Dans cette perspective, nous pensons qu'il ne serait pas inutile d'en revenir aux analyses de l'évolutionnisme darwinien appliqué aux sociétés tant humaines qu'animales, y compris parmi les micro-organismes. En quoi consistent les ressources de la planète que tendent à consommer ces sociétés? Qui dans ces sociétés maîtrise les processus de domination visant à conquérir le monopole d'accès à ces ressources? Comment cherchent à réagir les groupes dominés? On verra par exemple qu'aucune domination n'est durable car elle suscite très vite l'apparition de réseaux antagonistes découvrant par essais et erreurs de nouveaux processus de résistance ou de production de ressources. Lorsque la mutualisation des forces des faibles réussit, elle permet l'apparition de véritables mutations sociétales capables de découvrir de nouveaux territoires où survivre et se développer.

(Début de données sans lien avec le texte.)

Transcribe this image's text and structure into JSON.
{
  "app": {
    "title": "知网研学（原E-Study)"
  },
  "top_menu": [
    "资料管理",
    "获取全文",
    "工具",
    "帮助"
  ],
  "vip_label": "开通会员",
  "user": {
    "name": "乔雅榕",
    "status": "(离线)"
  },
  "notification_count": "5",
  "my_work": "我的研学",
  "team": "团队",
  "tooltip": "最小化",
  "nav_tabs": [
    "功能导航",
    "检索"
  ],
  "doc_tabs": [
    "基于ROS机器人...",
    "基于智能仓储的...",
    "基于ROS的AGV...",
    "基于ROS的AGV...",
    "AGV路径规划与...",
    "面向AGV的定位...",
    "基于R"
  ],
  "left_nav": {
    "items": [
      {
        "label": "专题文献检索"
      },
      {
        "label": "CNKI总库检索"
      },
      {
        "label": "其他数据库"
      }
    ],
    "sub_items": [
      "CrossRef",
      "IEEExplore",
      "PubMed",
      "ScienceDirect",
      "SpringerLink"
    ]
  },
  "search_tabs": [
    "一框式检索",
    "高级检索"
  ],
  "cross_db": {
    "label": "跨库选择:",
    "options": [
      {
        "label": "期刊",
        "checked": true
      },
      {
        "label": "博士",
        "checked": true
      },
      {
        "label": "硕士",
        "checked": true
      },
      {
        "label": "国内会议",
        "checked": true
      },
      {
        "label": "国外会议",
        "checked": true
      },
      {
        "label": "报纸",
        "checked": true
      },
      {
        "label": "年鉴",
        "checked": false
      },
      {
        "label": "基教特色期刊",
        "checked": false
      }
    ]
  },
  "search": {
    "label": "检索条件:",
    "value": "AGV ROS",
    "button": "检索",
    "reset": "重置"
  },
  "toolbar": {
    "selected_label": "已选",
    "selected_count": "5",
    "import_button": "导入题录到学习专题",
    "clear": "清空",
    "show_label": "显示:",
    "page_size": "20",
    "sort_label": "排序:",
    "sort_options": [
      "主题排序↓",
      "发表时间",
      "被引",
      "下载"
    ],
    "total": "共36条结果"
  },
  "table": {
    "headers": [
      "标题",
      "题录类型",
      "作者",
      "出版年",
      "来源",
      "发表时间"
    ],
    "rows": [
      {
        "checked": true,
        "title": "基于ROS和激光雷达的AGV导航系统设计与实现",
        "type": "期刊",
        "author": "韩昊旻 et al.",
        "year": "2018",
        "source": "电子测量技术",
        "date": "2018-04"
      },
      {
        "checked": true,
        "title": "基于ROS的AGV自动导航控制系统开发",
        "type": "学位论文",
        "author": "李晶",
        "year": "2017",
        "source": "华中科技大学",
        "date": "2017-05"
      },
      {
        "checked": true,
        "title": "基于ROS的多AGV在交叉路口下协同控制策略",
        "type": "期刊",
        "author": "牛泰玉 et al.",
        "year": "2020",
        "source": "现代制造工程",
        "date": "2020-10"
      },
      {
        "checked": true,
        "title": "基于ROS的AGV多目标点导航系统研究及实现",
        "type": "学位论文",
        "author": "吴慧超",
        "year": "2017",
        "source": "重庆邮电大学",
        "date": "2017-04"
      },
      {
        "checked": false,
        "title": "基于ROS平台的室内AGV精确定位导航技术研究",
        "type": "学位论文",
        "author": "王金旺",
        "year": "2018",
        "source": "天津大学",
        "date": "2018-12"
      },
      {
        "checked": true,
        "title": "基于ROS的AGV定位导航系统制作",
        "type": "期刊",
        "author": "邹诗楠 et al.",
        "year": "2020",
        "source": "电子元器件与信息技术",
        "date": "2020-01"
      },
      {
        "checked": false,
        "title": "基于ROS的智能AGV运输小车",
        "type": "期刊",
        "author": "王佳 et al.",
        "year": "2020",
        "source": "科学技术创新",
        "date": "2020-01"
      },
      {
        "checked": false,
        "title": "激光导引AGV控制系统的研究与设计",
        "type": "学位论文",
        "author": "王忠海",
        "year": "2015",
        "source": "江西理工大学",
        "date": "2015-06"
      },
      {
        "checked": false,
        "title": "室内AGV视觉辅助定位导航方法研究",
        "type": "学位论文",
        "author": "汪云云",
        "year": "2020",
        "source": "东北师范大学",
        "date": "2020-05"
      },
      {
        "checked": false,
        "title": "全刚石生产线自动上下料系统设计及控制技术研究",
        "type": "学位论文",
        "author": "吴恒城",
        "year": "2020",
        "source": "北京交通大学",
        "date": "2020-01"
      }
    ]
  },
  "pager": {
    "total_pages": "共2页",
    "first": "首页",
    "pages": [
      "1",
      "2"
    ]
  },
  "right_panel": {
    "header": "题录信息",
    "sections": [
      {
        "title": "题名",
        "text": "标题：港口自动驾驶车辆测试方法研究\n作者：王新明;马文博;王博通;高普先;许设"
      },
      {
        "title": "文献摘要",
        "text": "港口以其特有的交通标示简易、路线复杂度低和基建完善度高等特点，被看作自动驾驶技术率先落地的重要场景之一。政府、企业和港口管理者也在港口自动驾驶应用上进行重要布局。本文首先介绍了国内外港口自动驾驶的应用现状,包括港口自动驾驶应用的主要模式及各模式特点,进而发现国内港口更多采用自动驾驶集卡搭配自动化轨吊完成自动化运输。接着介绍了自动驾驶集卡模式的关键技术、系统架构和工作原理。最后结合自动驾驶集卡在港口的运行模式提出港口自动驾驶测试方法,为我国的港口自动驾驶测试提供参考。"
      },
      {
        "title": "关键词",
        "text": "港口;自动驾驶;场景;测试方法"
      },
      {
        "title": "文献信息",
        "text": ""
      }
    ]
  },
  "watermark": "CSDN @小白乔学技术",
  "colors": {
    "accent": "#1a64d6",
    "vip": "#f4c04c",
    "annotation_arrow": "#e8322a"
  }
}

Nous ne voulons pas dire que les manifestations des Indignés devraient viser à transformer chacun d'eux en spécialistes des conflits dans les milieux naturels. Nous voulons seulement répéter ici ce que nous avions suggéré par ailleurs, qui est aussi l'un des messages du physicien David Deutsch (lire notre chronique The beginning of Infinity) : il y a dans la jeunesse actuelle suffisamment de matière grise disponible pour que l'immense stock de connaissances accumulé depuis quelques années par les sciences ne puisse être utilisé à autre chose qu'à développer des armements et des systèmes de contrôle. Sur ce plan proposer des scénarios détaillés permettant de remplacer Wall Street et les systèmes de domination analogues par des processus de recherche-production mutualisés associant les pauvres et les moins pauvres de ce monde devrait devenir une priorité pour des hommes politiques résolument décidés à sortir du Système, même si celui-ci les a nourris et financés jusqu'à ce jour. Mais de tels hommes politiques existent-ils?